さらに国内外6カ所をオンラインで繋ぎ、市内はもちろん、ハノイやホーチミン、また横浜からは、竹を組んだベトナムの民族楽器トルンの奏者、小栗久美子さんの生演奏を届けるなど、形を変えた交流が広がり、好評を得ました。ITを本業とする下村さんの手腕が生かされたイベントでもありました。
 

ITを地域に生かして笑顔を増やしたい


下村さんは、滑川市内で『笑農和(えのわ)』という、農業とテクノロジーを組み合わせた新分野の会社の代表取締役を務めています。農家に生まれ、富山の風土も、仲間も大好きなのに、なかなか魅力を発信し、豊かになれないことへのジレンマを一時期は抱えていたそうです。

IT企業でシステム開発に携わった経験を生かし、2013年に起業。
自らのルーツである農業にITを生かし、負担の大きい水管理の省力化を図るなどの実証実験は、農業のDX化を推進する国の指針にも合致しました。

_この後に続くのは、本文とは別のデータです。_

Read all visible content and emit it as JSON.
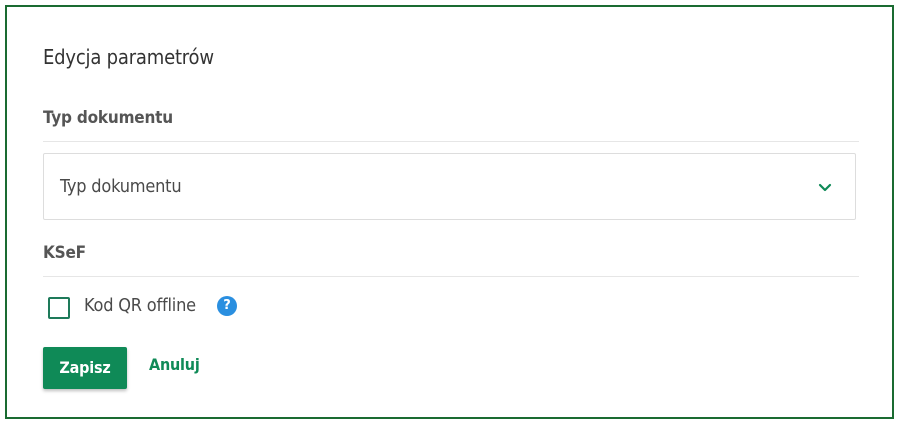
{
  "dialog": {
    "title": "Edycja parametrów"
  },
  "sections": {
    "document_type": {
      "label": "Typ dokumentu",
      "select_value": "Typ dokumentu"
    },
    "ksef": {
      "label": "KSeF",
      "checkbox_label": "Kod QR offline",
      "checkbox_checked": false,
      "help_glyph": "?"
    }
  },
  "actions": {
    "save_label": "Zapisz",
    "cancel_label": "Anuluj"
  },
  "colors": {
    "frame_border": "#1a6b31",
    "primary": "#0f8a57",
    "help_icon": "#2a8fe0"
  },
  "icons": [
    "chevron-down-icon",
    "help-icon"
  ]
}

現在は、県内はもとより、三期作ができるベトナムの米作りにも活用され始めています。

笑顔で和やかに農作業を楽しむ人の輪を広げたいという信念は、実行委員長を務めるランタンまつりにも共通するところがあり、下村さんの人柄が伝わってきます。

 

気づきを進化に


コロナ禍に試験的に取り組んだ写真撮影の有料化は、「お金を払ってでも美しい写真を撮ったり、その場の雰囲気をゆっくり楽しみたい人が多い」という気づきをもたらしました。

そして、数百円であっても対価をもらうことにより運営側にも良い緊張感が生まれることから、このシステムは引き継がれることになります。また混雑を緩和し、訪れた人の満足度を上げるためサテライト会場を数カ所に設け、よりスムーズで快適に楽しめる動線を意識した構成に変更しました。その結果、瀬羽町エリアに店を構えるおしゃれなカフェや古本屋などにお客さんが入るようになり、より広範囲を回遊してもらえるようになりました。

 

これからのランタンまつり


滑川は、青白く光る「ホタルイカ」や、『ほたるいかミュージアム』周辺の海岸で行われる国指定重要無形民俗文化財「ネブタ流し」の火など、光に縁が深い土地です。そこに、ランタンまつりが加わり、「いつか各家庭でもちょうちんなど何かしらの明かりをともしてくれるようなイベントになったら最高だなと思います」と、下村さん。

海上花火が見どころの「ふるさと龍宮まつり」とのコラボレーションなど、夢は広がります。これからも、チャレンジ精神とサービス精神を忘れず、進化していく「なめりかわランタンまつり」です。